Pensions: postal workers must show solidarity

Pensions: Postal workers must show solidarity

MANY ROYAL Mail employees have a final salary pension scheme, the
Royal Mail Pension Plan, similar to that of civil service. Staff may
retire at 60, and their pension is based on their salary during their
last three years’ employment.

A Royal Mail worker and CWU member

However, the pension on offer to staff who joined after 1987 pays out
a poorer final pension than to those employed before 1987. In 2000 the
Royal Mail Retirement Savings Plan was introduced, for employees not
eligible for a final salary scheme, with no guarantees as to the level
of benefit at retirement.

Royal Mail, like many other companies, took a pensions contributions
holiday in the early 1990s. The Royal Mail fund now has a £2.5 billion
deficit (£4.4 billion under new accounting rules). So Royal Mail
chairman Allan Leighton is considering whether to increase contributions
from £450 million to as much as £800 million.
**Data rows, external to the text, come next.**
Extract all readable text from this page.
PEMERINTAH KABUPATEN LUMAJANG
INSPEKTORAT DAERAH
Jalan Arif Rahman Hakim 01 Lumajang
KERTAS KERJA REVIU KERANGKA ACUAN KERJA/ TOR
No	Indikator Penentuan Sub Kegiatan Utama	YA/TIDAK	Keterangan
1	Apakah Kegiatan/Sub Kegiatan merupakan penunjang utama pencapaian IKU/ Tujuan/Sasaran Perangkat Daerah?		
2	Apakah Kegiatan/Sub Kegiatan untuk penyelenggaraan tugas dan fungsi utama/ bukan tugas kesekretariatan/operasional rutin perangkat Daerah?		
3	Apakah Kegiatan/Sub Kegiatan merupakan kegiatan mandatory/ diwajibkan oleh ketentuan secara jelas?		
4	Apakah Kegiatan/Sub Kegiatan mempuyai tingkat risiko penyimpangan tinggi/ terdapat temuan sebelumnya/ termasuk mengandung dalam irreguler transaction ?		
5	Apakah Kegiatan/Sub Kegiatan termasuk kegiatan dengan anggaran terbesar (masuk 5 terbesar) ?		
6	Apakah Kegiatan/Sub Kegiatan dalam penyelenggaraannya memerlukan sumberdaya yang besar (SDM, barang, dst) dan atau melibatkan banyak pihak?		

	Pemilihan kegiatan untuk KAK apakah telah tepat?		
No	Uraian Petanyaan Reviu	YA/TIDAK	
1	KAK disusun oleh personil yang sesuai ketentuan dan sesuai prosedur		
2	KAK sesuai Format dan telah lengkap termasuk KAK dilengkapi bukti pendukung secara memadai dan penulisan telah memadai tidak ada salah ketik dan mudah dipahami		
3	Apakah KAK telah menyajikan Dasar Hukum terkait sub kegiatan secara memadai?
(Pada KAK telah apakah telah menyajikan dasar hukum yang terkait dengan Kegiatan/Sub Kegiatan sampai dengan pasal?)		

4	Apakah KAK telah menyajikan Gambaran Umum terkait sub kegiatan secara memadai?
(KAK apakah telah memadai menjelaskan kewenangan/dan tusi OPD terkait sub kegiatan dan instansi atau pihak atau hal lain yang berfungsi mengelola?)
This would make a significant dent in Royal Mail’s profits for this
year. Royal Mail bosses have cut costs to try to boost profits in many
ways, including 30,000 job losses and other cutbacks, closures and
outsourcing. No doubt Leighton and Co. will look with interest at
government plans to ditch final salary schemes and raise public sector
workers’ retirement age to 65.

If civil service, local government and other public-sector workers
lose that battle, Post Office and BT workers could well be next. CWU
members must show solidarity with fellow workers in the PCS, UNISON, NUT
and other unions, in the campaign to defend our pensions.